DETROIT -- June car and truck sales showed the power of incentives: vehicles with them generally sold well, while those with none remained for the most part on dealer lots.
While figures released yesterday showed that industry sales slipped one-tenth of 1 percent in June from the corresponding month a year earlier, gains like Chrysler's 11.7 percent increase were bolstered by heavy incentives.
Indeed, automakers and dealers combined spent an average of $2,700 a vehicle to promote sales, including cash rebates to customers and incentives for dealer sales forces, according to CNW Marketing/Research in Bandon, Ore. That amount was more than double the year-ago level and the highest since January 1992.
"If it ain't on sale, it ain't selling," said Joseph Phillippi, an auto analyst for Lehman Bros.
Sales reports from Chrysler Corp. and General Motors Corp. illustrate the role played by incentives.
Chrysler extended existing incentives and introduced a variety of new and bigger incentives last month, including rebates of up to $2,000 on its 1995 minivans.
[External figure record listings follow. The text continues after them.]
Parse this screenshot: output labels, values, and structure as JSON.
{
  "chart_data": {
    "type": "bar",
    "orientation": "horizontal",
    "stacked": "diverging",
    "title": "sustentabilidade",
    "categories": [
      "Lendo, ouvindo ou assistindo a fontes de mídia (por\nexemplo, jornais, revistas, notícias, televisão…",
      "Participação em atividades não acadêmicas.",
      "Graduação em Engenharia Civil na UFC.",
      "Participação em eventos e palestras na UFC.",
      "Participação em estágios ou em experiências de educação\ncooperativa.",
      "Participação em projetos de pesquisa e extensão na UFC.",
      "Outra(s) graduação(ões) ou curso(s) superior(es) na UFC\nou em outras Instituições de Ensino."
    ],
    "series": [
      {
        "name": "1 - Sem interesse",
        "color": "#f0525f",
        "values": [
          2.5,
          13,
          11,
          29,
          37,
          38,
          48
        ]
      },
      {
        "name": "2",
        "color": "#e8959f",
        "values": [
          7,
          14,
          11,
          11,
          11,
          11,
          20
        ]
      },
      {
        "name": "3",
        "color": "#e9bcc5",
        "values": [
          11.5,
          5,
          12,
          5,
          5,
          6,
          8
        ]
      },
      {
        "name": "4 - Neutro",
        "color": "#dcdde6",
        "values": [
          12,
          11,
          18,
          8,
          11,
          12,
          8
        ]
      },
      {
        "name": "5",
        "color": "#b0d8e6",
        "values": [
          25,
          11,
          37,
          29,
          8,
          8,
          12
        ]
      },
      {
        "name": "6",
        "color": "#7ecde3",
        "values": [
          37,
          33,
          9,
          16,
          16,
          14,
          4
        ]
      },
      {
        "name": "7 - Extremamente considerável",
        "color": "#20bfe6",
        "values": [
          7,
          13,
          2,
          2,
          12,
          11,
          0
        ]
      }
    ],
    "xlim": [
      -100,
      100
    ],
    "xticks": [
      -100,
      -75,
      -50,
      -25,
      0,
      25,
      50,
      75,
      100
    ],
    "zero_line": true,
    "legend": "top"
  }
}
As a result, Chrysler said yesterday that it had set 19 sales records across its vehicle lines. Its car sales rose 18.7 percent, to 89,418 units, while truck sales increased 7.8 percent, to 146,986.
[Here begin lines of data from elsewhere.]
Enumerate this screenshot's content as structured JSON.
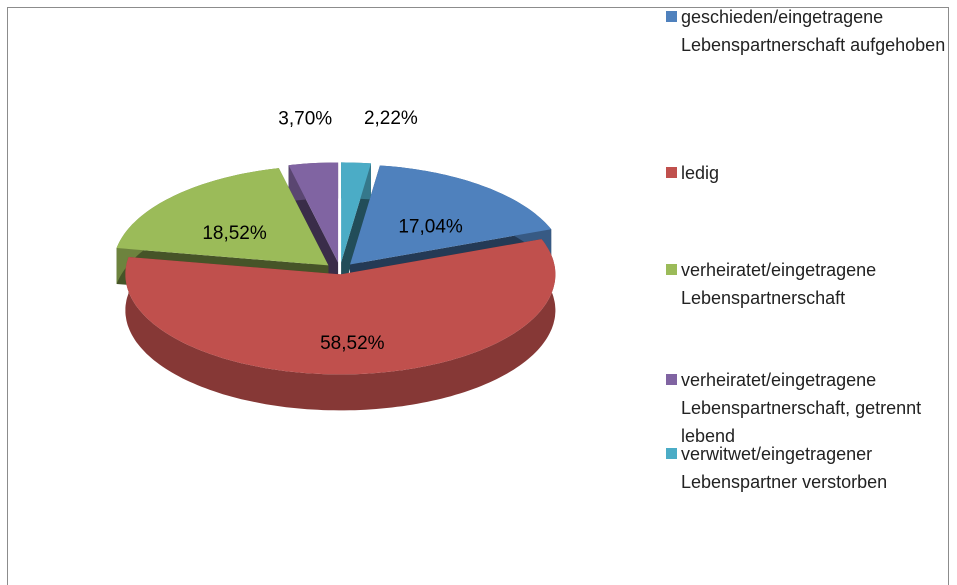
{
  "chart_data": {
    "type": "pie",
    "categories": [
      "geschieden/eingetragene Lebenspartnerschaft aufgehoben",
      "ledig",
      "verheiratet/eingetragene Lebenspartnerschaft",
      "verheiratet/eingetragene Lebenspartnerschaft, getrennt lebend",
      "verwitwet/eingetragener Lebenspartner verstorben"
    ],
    "values": [
      17.04,
      58.52,
      18.52,
      3.7,
      2.22
    ],
    "value_labels": [
      "17,04%",
      "58,52%",
      "18,52%",
      "3,70%",
      "2,22%"
    ],
    "colors": [
      "#4f81bd",
      "#c0504d",
      "#9bbb59",
      "#8064a2",
      "#4bacc6"
    ],
    "legend": "right"
  }
}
General Motors, which reported its results on Monday, offered minimal incentives compared with Chrysler and Ford Motor Co.
GM's total vehicle sales fell 4.2 percent in June, to 459,614, with car sales down 5.5 percent, to 278,967.
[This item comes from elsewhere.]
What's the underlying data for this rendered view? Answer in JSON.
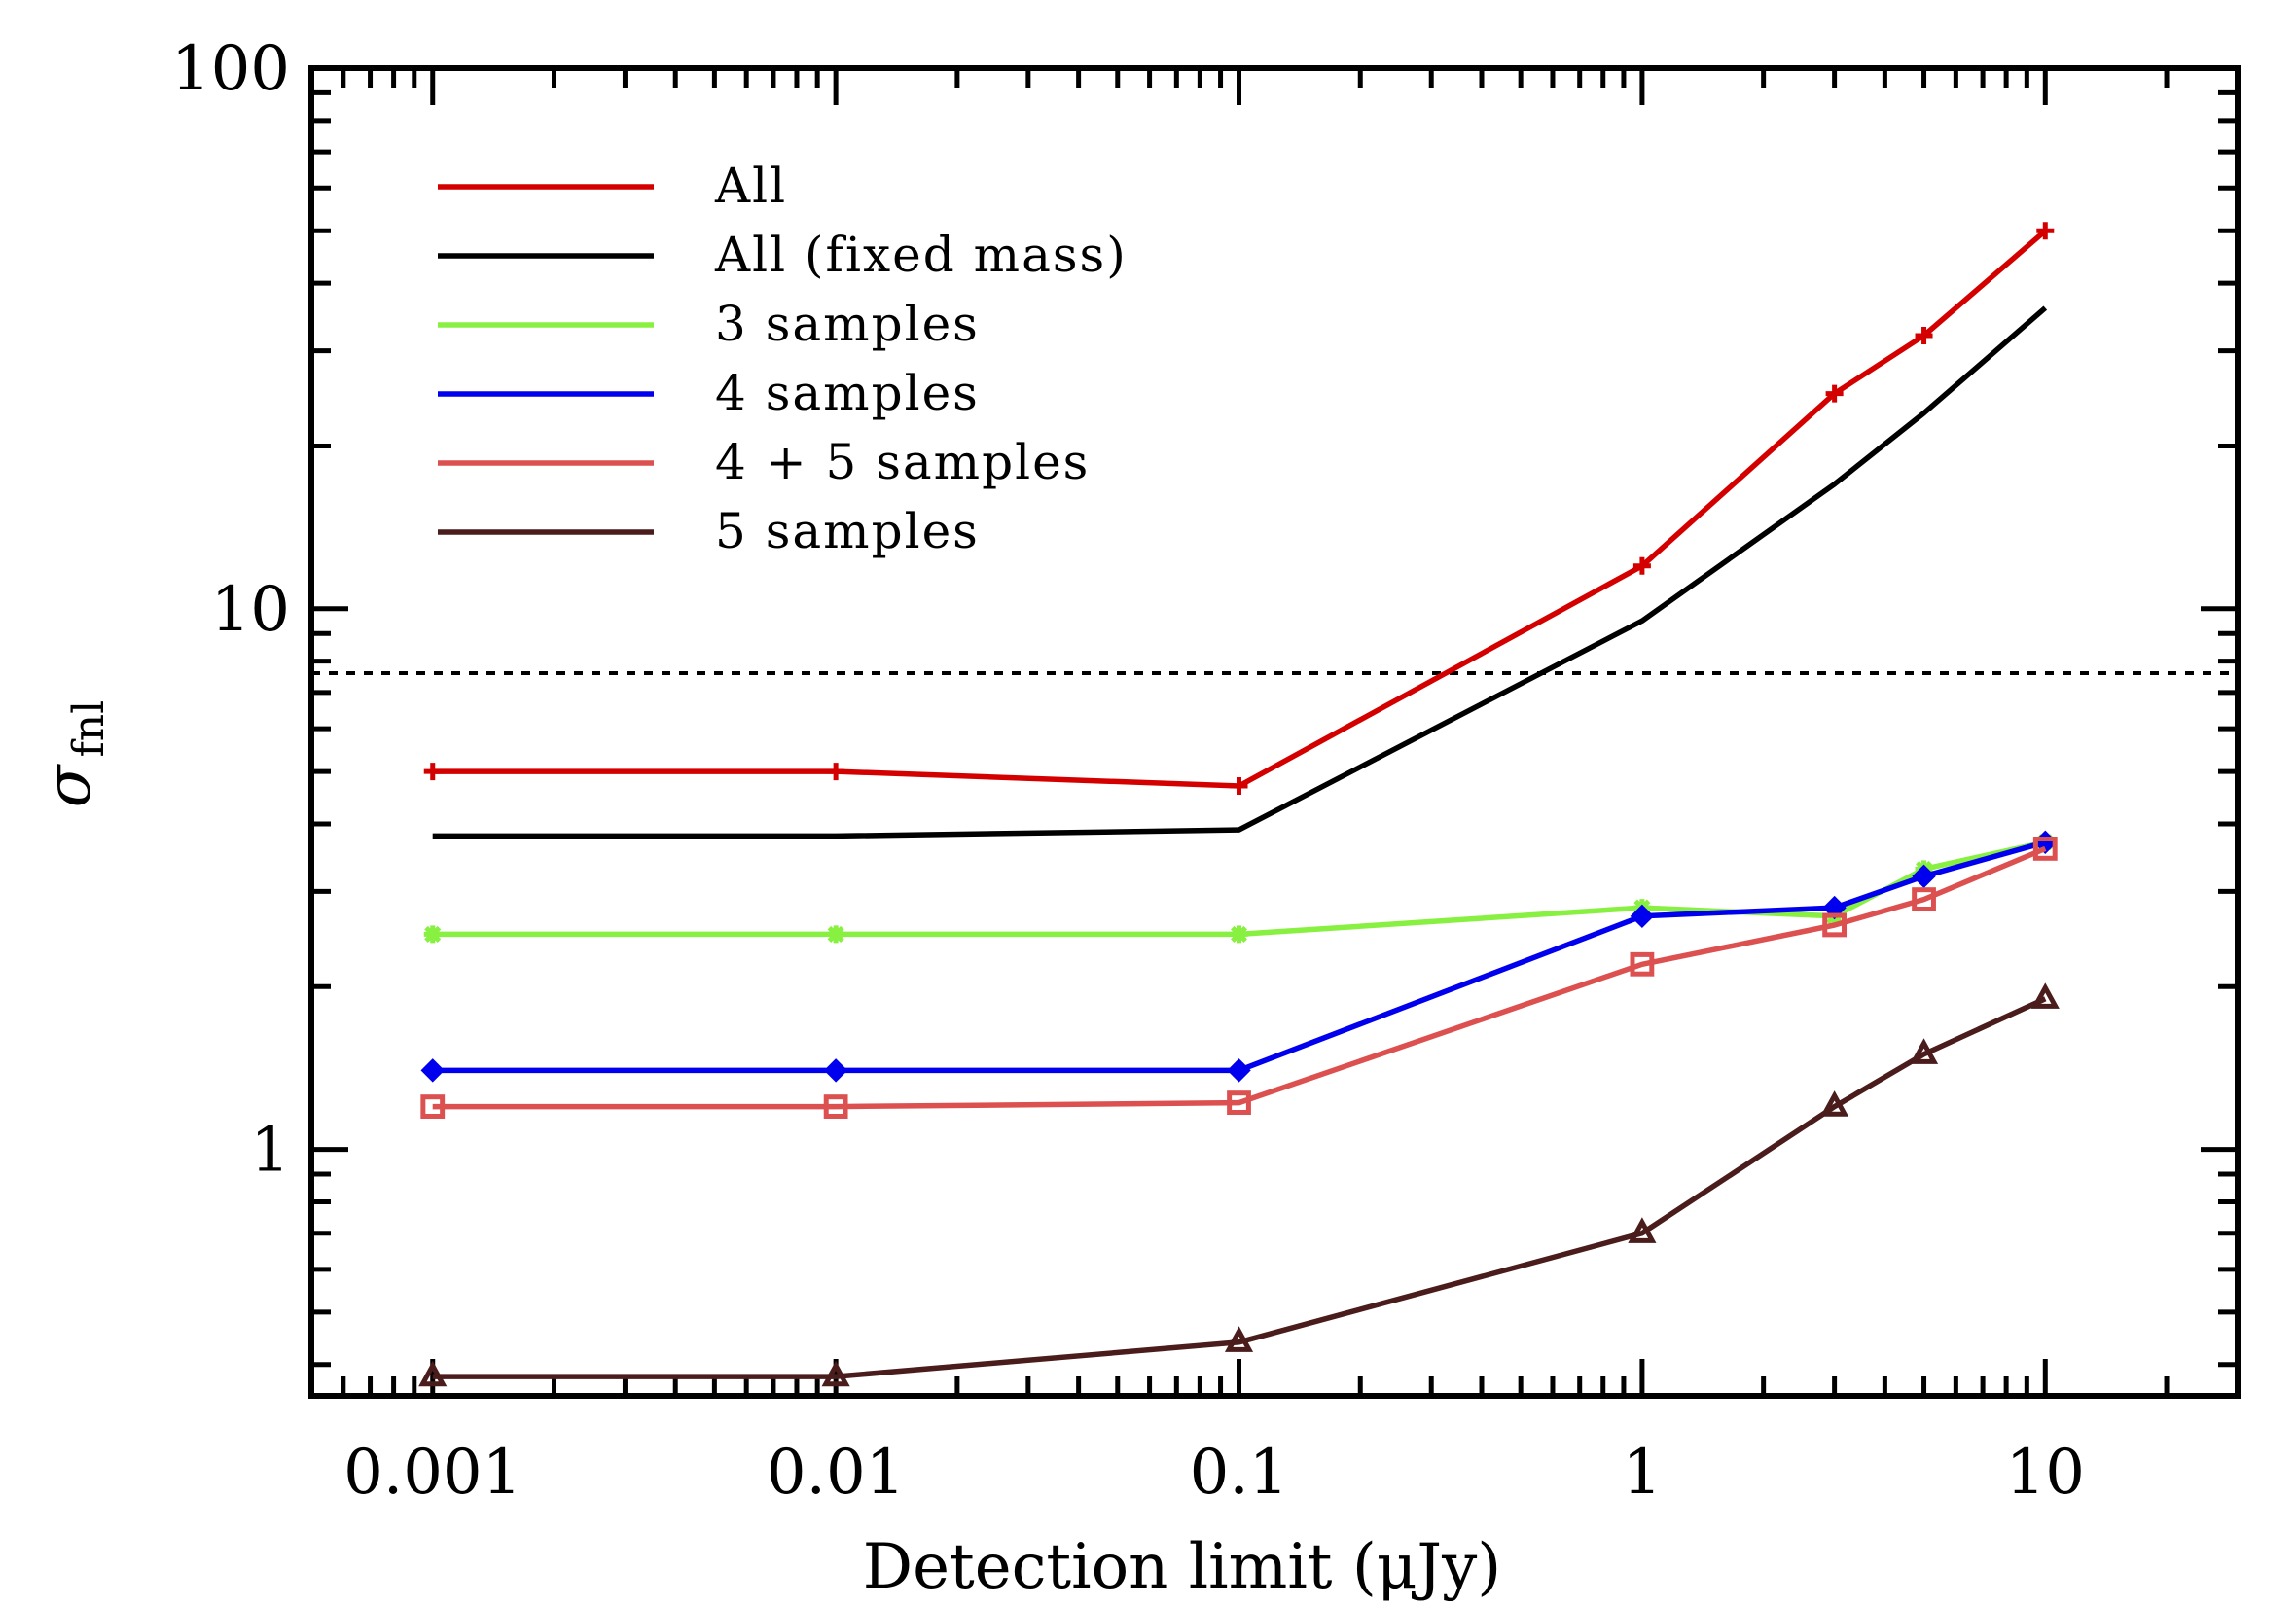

Offering fewer incentives than Chrysler but more than GM, Ford yesterday reported sales of 364,014 cars and trucks in June, about even with levels a year earlier.
Its truck sales, paced by the F-Series pickup truck and Explorer sport utility vehicle, rose 7.7 percent, to 191,596; car sales dropped 5.7 percent, to 172,418, despite incentives on the Ford Taurus as the company prepared to introduce a redesigned 1996 version. Still, the Taurus maintained its position as the best-selling car in the country for the first half of 1995.
Among foreign automakers, Toyota Motor Co.'s U.S. subsidiary said yesterday that total vehicle sales declined 2.8 percent in June, to 108,413. Honda Motor Co.'s U.S. subsidiary reported sales of 70,847 cars and trucks, down 2.4 percent from June 1994. Nissan Motor Co. said Monday that total U.S. vehicle sales fell 6.3 in June, while Mazda Motor Corp. said June sales tumbled 16.5 percent.